Quem me acompanha e me conhece sabe que apesar de ser de uma família que se concentra em Lisboa, sempre vivi na zona centro, devido à profissão do meu pai. A minha mãe chegou a ser funcionária do Ministério da Agricultura, exercendo funções em Ansião, concelho onde actualmente se encontra o teatro de operações que aparece a toda a hora nas televisões. É lá que estão tantos rostos conhecidos a fazer o que podem para ajudar as vítimas deste flagelo.

Estamos no terceiro dia de Luto Nacional. Como quase toda a gente que conheço, estou de coração partido. Cresci com medo do que está acontecer: cresci com medo dos incêndios, cresci com medo de que o fogo consumisse as árvores, matasse animais, destruísse casas. Curiosamente, nunca tive medo que o fogo matasse pessoas porque pura e simplesmente nunca me ocorreu que fosse possível, com todos os recursos disponíveis, que isso acontecesse.

Aconteceu.

Não consigo evitar as lágrimas, a consternação e a sensação de impotência. Estou em Lisboa e ainda não pude ir para onde está o meu coração. Tenho feito o que posso daqui mas é lá, é junto das minhas pessoas, da Paula, da Marlene, da Adelaide, da Filipa, do Justo e de tantos outros, é lá que devo estar. Não quero ver o Leonel pelo facebook nem o Fernando Inácio nos telejornais. É para lá que quero ir, que as minhas lágrimas não servem para nada e tenho que levar as coisas para aquela gente sempre esquecida, que este país com a mania que é cosmopolita e doutorado abandona com as suas reformas miseráveis. E são eles, o povo, que sempre tive o privilégio de conhecer de perto não só pela vida maravilhosa que os meus pais me proporcionaram na província mas também devido à minha vivência como jornalista, que têm sempre tanto para ensinar, para dar, numa generosidade mais delicada e elegante que muito catedrático, muita celebridade e muito novo rico com quem me cruzo.

Estamos no terceiro dia de Luto Nacional e já vi de tudo. Gente que não saberá, certamente, o significado de um Luto Nacional e que não manifesta qualquer respeito pelo que está a acontecer. Gente que nunca quis saber dos bombeiros mas que agora partilha imagens sentidas nas redes sociais. Gente que nem por reverência se mantém em silêncio. Gente que se está marimbando para esta tragédia, apesar de chorarem com pena das vítimas de atentados terroristas noutros países.
Há muitas pessoas mal educadas e que ousam brincar com a situação ou mostrar, sem pudores, que estão muitíssimo bem nas suas vidinhas. Há ainda aqueles que roubam para si o protagonismo da acção e não resistem à habitual gabarolice de quem está a gostar de brincar às caridadezinhas. Ofendem-me. 
Por outro lado, como sempre, também vi a atitude solidária, nobre e comovente de quem dá e se dá porque é o que há a fazer agora. Aqui, onde estou, em Lisboa. Na minha cidade, em Pombal. E esses fazem-me sentir grata e orgulhosa.

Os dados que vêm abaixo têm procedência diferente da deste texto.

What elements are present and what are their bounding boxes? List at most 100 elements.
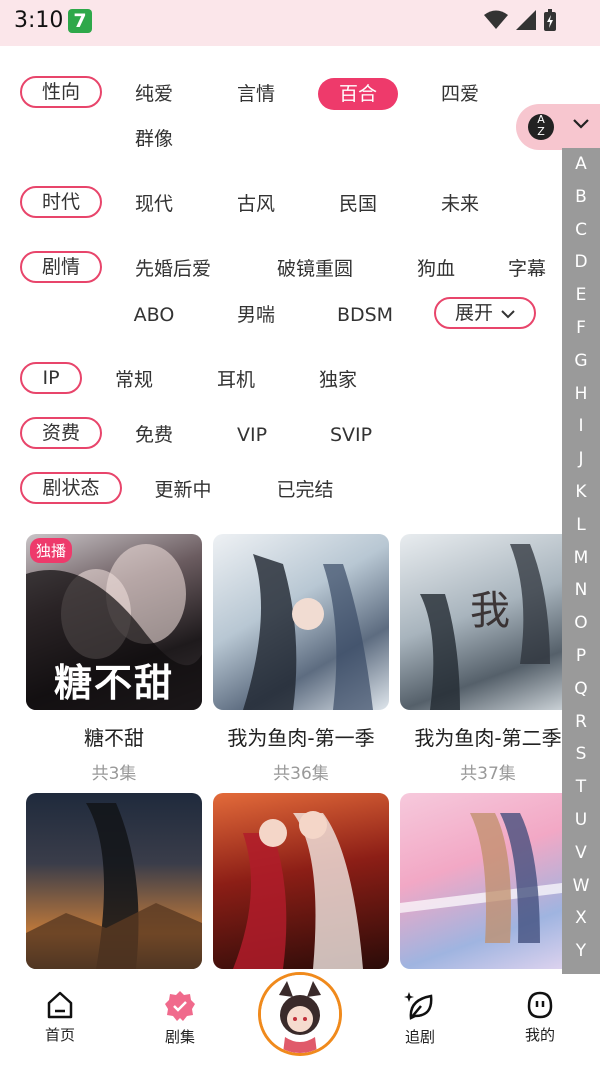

Os números ainda não estão fechados, o fogo ainda não está apagado, mas para lá do pesar, há a urgência de ajudar estas pessoas a reconstruir - vidas e casas.

Hão-de ser apuradas responsabilidades, hão-de ser apontadas as falhas. Agora é tempo de fazer, de responder, de dar, de ser. O Estado não está a corresponder às expectativas? Haja comunidade e pessoas porque o que importa é fazer. Há tempo para o resto.